The way she was dumbing it down gave Rain an odd, slightly out-of-body feeling. He realized that to someone as young as Maya, he must have seemed like a creature from prehistory. And maybe she wasn’t completely wrong. Would this be what it felt like when people talked to you and assumed you were slightly senile? Christ, no wonder he’d been trying so hard to retire.
But all he said was “Everyone does.”
“Right. But then if I asked you to make sure the footage was both set to automatically release if certain conditions weren’t met and also unstoppable by any foreseeable opposition, what would you do then?”
“I’d ask someone like you. But I thought Schrader was some kind of technology genius.”
“That’s his reputation,” Maya said. “Or was. But did you ever see that movie Being There, or read the Jerzy Kosinski book?”
Rain shook his head. “But I know the story.”
“Then you get the idea,” Maya said. “Sometimes a simpleton is so pristinely simple that people think it must be something else. I mean, Schrader would go to conferences and ask things like ‘What do we mean really when we say down? Or up?’ And attendees would treat it like it was some galaxy-brain insight into something everyone else takes for granted.”
“It’s true,” Evie said. “People act like he’s a genius, but so much of that is because of money. I once talked to him at a conference on facial-recognition technology. Everyone was fawning over him and I thought I was missing something. There was no there there.”
“Did you read the paper he submitted?” Maya said.
Evie nodded. “Of course. It was after talking to him that I realized someone else must have written it.

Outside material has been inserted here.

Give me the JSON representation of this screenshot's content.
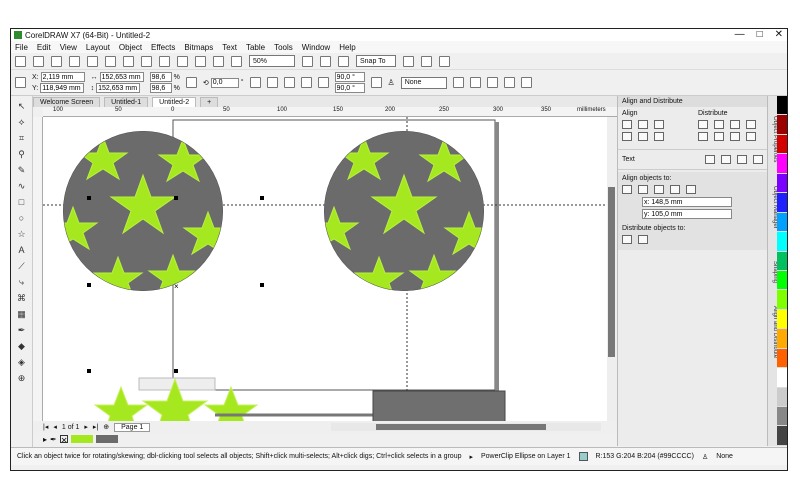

He got all this obsequious coverage in the press. But probably he bought that, too.”
“Wait a minute,” Rain said. “Why didn’t you say any of this earlier?”
Maya shrugged. “You guys had this plan. They were already on the way to Schrader’s house. And I thought maybe I was missing something.”
“I don’t know that you were,” Rain said. “From what you’re telling me, probably Schrader could have reset the system. But the rest . . . Now it sounds like they were asking for a tour of a building from a guy who never even went inside it, let alone drew up the plans. Is that accurate?”
Maya looked at Evie. They both nodded.
“But somebody designed it,” Delilah said. “Who?”
Rain looked at her. He’d dragged her into this shitshow, and once she’d aired her concerns, she set them all aside. He’d caught the way she’d been looking at him earlier, when he was talking to Yuki. The expression somewhere between irritated and jealous. He’d been expecting a lot of questions. But there hadn’t been any. In the end, all she cared about was backing him. He didn’t know how he was going to make it up to her. But he would.
For a moment, no one said anything. Then Maya looked at Evie and said, “Grimble?”
Evie nodded. “Could be. Someone who could architect something like this. Someone Schrader knew and trusted . . .”
“Who’s Grimble?” Rain said.
“Constantine Grimble,” Maya said. “They met when Schrader was just a trust-fund baby and Grimble was a prodigy at MIT. Grimble’s on the spectrum, and a lot of people think Schrader exploited him, because Schrader got all the fame, but who knows? They both got rich, or in Schrader’s case richer, and celebrity seemed to be Schrader’s thing a lot more than it was Grimble’s.”
“Where’s Grimble now?” Rain said.
“I don’t know,” Maya said. “He’s supposed to be a recluse. With some kind of hobby he’s really into, toy soldiers or something like that.” She looked at Evie. “Do you know where he lives?”